С наступлением третьего возраста меняется всё: от семьи, члены которой начинают обосабливаться, до занятий, идеалов и интересов, раньше нас реально увлекавших, а теперь убивающих своей докучливостью. В любом

случае, разваливаться постепенно в обществе кого-либо намного лучше, чем претерпевать это в одиночку, и мне повезло в том, что я обрела долгую любовь, о которой упоминала в предыдущей главе.

По словам моей мамы, жить в паре полезно для здоровья. Данный статус ещё и дарит иммунитет к постоянной критике партнёра, придаёт энергию, лояльность и силы для борьбы, учит спать в худших условиях и переваривать самые горькие куски, хотя я и не разделяю эту точку зрения. Я бы сказала, что жить в паре с Вилли хорошо для моего здоровья, потому что наша совместная жизнь в равной степени защищает меня и от негативной критики, и от чрезмерной похвалы, которые мне с лихвой достаются от других людей. Она дарит мне энергию, гибкость и силы, чтобы писать, научила меня спать в обнимку и переваривать сытные блюда, которые мне готовит муж. Самое длинное повествование, встречающееся в моих книгах, — описание блюд Эстебана Труэбы и Клары дель Вайле в романе «Дом духов». Их отношения напряжённые, негармоничные и жестокие, хотя они до сих пор вместе, поскольку в консервативном католическом обществе никто не разводился. Эстебан любит свою жену как собственник и пытается полностью подчинить её себе, чтобы, кроме как с ним, у неё не было иной жизни, но Клара, напуганная этим ревнивым и агрессивным мужем, отдаляется от него и сбегает в свой внутренний мир. В конце произведения, когда Эстебан уже старый одинокий вдовец, сломленный собственными ошибками и страданиями, которые он причинил другим людям, появляется дух Клары, чтобы его утешить, и тогда они встречаются снова. Я выбрала эти отрывки, чтобы от души пожалеть героев, показав пример их отношений многим другим парам, теряющим возможность любить друг друга и стареть, взявшись за руки.

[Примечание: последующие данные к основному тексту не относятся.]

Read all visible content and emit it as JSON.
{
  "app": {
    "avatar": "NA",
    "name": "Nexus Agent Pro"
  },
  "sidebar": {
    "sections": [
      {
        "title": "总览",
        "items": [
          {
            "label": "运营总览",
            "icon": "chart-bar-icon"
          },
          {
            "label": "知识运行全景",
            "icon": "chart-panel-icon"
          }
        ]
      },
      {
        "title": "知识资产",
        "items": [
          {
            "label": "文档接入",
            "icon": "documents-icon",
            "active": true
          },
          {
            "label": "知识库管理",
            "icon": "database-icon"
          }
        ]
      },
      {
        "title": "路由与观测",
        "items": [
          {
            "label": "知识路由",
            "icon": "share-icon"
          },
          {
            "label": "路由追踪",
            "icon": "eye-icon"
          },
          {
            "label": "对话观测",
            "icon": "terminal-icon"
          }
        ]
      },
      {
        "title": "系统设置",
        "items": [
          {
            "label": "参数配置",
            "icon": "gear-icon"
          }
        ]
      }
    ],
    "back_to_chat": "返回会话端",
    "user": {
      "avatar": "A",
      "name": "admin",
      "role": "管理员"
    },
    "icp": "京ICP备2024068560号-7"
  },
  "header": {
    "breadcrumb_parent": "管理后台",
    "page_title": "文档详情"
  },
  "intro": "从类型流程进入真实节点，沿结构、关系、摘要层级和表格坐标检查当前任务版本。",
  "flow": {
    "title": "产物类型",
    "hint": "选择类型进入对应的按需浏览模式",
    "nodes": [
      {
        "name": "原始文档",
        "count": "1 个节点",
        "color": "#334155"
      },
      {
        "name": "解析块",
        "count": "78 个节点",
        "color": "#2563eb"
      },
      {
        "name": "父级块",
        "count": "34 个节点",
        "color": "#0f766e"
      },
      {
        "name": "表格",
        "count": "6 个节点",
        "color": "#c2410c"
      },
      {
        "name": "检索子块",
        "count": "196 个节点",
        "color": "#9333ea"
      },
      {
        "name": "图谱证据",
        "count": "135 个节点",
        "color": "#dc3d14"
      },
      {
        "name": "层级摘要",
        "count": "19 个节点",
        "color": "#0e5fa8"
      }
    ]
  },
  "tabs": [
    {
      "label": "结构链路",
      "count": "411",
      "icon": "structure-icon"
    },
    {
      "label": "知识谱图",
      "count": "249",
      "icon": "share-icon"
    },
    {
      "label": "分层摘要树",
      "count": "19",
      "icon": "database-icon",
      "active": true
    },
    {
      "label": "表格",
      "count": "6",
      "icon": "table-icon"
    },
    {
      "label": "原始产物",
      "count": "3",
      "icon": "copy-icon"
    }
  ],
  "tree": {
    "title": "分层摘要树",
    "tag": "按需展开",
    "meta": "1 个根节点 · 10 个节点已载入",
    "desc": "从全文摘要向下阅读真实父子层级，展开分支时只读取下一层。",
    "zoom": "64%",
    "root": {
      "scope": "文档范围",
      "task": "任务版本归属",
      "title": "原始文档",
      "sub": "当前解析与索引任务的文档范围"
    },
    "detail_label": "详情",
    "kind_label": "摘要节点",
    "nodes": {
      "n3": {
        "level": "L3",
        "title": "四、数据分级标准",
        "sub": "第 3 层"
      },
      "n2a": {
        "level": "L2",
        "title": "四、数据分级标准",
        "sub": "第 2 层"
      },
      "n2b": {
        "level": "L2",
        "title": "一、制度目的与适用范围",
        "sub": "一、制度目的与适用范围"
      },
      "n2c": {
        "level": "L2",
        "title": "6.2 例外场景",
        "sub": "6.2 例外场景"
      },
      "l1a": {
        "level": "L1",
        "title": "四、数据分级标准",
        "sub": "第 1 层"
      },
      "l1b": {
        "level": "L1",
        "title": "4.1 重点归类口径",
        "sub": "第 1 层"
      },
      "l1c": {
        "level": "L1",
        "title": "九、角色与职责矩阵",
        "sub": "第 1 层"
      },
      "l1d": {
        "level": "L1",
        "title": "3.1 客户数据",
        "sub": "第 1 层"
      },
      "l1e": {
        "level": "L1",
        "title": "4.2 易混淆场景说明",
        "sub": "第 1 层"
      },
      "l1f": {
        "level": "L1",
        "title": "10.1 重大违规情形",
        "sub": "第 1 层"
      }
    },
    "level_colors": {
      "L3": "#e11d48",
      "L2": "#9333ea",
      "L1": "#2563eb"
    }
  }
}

Однажды Клара закрыла дверь своей комнаты на задвижку и отказалась принимать меня в своей постели — за исключением тех случаев, когда я настаивал так, что отказ означал бы полный разрыв. Сперва я подумал, что у нее — недомогания, какие бывают у женщин каждый месяц, или у нее начался климакс, но это затянулось на несколько недель, и я решил поговорить с ней. Она спокойно объяснила, что наши супружеские отношения сошли на нет и теперь нет необходимости в плотских утехах. Естественно, она пришла к заключению, что если нам не о чем говорить, то и делить постель ни к чему, и страшно удивлялась, что я, скажем, весь день злился на нее, а ночью пожелал ее ласк. Я пытался объяснить ей, что в этом смысле мужчина и женщина несколько отличаются друг от друга и что, несмотря на все свои дурные привычки, я ее обожаю, но все было бесполезно. Вопреки несчастному случаю и тому, что Клара была гораздо моложе, я в это время чувствовал себя здоровее и сильнее, чем она. С годами я похудел. Не было ни грамма лишнего жира, и я обладал той же выносливостью и силой, что и в молодости. Я мог провести весь день в седле, спать где угодно, есть что угодно, не вспоминая ни о печени, ни о мочевом пузыре, ни о других органах, о боли в которых непрерывно говорят люди. Правда, кости у меня ныли. В холодные вечера или сырыми ночами боль в костях, переломанных во время землетрясения, была столь велика, что я кусал подушку, чтобы не слышали моих стонов. Когда я уже больше не мог терпеть, я пропускал глоток-другой водки или принимал две таблетки аспирина, но это не помогало. Странно, что с возрастом я стал более разборчив в женщинах, но воспламенялся почти так же легко, как в молодости. Мне нравилось смотреть на женщин, да и сейчас нравится. Это эстетическое удовольствие, почти духовное. Но только Клара пробуждала во мне вполне определенное и внезапное желание, потому что за нашу долгую жизнь мы полностью постигли друг друга и кончиками пальцев каждый помнил точную географию другого. Она знала самые чувствительные точки моего тела, умела сказать мне то, что мне хотелось услышать. В возрасте, когда большинству мужчин надоедают жены и они, чтобы что-то вспыхнуло в них, нуждаются в других женщинах, я убежден, что всегда радовался близости только с Кларой так же, как в медовый месяц, и был так же неутомим. У меня не возникало искушения искать других.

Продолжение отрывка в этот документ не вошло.